It is surprising to think that nearly 70% of adults in the UK do not have a valid Will. Some do not bother as they mistakenly think their assets will automatically pass to their partner, while others draft DIY Wills that are not legally binding or believe that a verbal discussion with a relative or close friend will suffice.

Unfortunately, the death of a loved one can bring more than emotional grief to a family of someone who dies without a Will (intestate) or who becomes mentally incapacitated through an illness like dementia without having assigned a Lasting Power of Attorney. Our Wills and Probate lawyers can help ensure your wishes are respected if you die or are no longer able to make important decisions for yourself.

I had been talking about making a Will for some time but it was one of those things I just didn't seem to get around to. When I finally made an appointment, I was surprisingly nervous. However, I shouldn't have worried. The appointment was really straight forward and everyone I met from arriving to leaving were lovely. I should have done it sooner! Thanks again Amy and Spencers.

Mrs Pashley - Bolsover

Wills and Probate Claims

There are many reasons a person may make a claim against a Will. The rarest cause is when it is believed the Will is fraudulent. Fraud is a serious allegation and can be difficult to prove, however, there have been instances where claims have been upheld because a testator or witness signatures were forged, or because a person has pretended to be the holder of the estate to have a Will drawn up to suit their needs.

More common reasons that people contest a Will are:

  • If the testator lacked the mental capacity at the time they signed the Will, or if they did not understand what they were signing
  • If undue pressure was used to get the testator to agree to the contents of the Will and they signed it under duress
  • If the Will was not correctly prepared and executed
  • If there was insufficient provision made for financial dependents

Those who can make claims under the Inheritance (Provision for Family and Dependants) Act 1975 include:

  • The partner or spouse of the testator if they have not remarried or entered into a new civil partnership and they were living with the testator in the two years immediately prior to their death.
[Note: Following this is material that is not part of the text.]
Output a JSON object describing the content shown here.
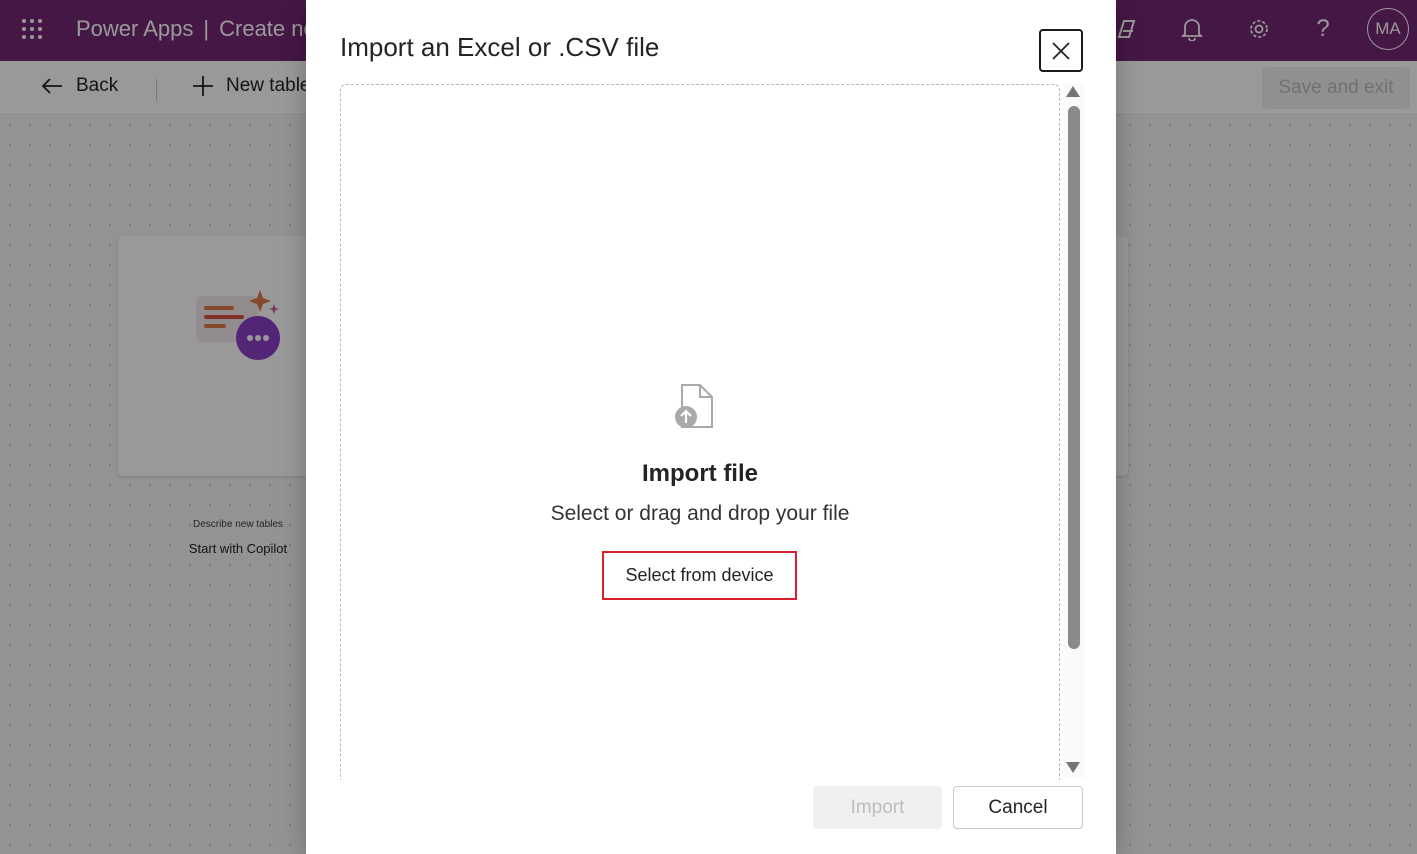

There have been successful cases where the testator has died before a divorce was finalised and financial provision would have been part of the divorce settlement.
  • The testator's children, including adopted and stepchildren, and those treated by the testator as children
  • Anyone being financially supported by the testator at the time of their death such as an ageing parent or an ex-spouse.

If you believe you may have the right to make a claim against an estate then contact Spencers Solicitors today. Under the Inheritance (Provision for Family and Dependants) Act 1975, claimants have six months from the date the Grant of Probate or Letters of Administration to begin a claim. You will need the Court's permission to make a claim outside of the 6 months time limit. Permission is only usually given in exceptional circumstances. We are happy to provide you with expert legal advice you can rely on.

Enquire Online or call 08000 93 00 94 today to find out more about how we can help you put things right.

Wills and Probate FAQ

Here are the answers to some of the most frequently asked questions we receive about Wills and probate.

Do I Need to Apply for a Grant of Probate?

A Grant of Probate is a certificate is issued in recognition that the Will is legal and valid. You don’t need to obtain Probate if the value of the estate is less than £5,000 cash. If the value of assets is greater than this, or the assets are held in the form of property, shares, pension, or business, you will need to obtain a Grant of Probate (or Letters of Administration, in the situation of intestacy) from the court.

Financial institutions can set their own limits for requiring Probate, and you need to be a nominated Executor, or acting on behalf of them, to apply for it. Without a Grant of Probate or Letters of Administration, you will not be able to administrate the estate.

How Long does Probate Take?

Probate, the act of administering an estate, typically takes six to nine months. It can take longer if the estate is complicated or if a beneficiary or potential beneficiary contests the will.

What if the Executor Makes a Mistake?

The Executor is responsible for ensuring all the tax returns submitted are correct, and that all creditors receive payments. Executors can be personally liable if they do not take any action required to protect the value of assets or if they do not pay all of the estate’s bills correctly and on time.

It is possible to challenge the way an executor is managing the estate or how they interpret the instructions in the Will. You can also make a claim against an executor if you believe they have been fraudulent in the statement of accounts, for example, if they have not reported or undervalued certain assets, or if you suspect they are charging the estate excessive fees for personal gain.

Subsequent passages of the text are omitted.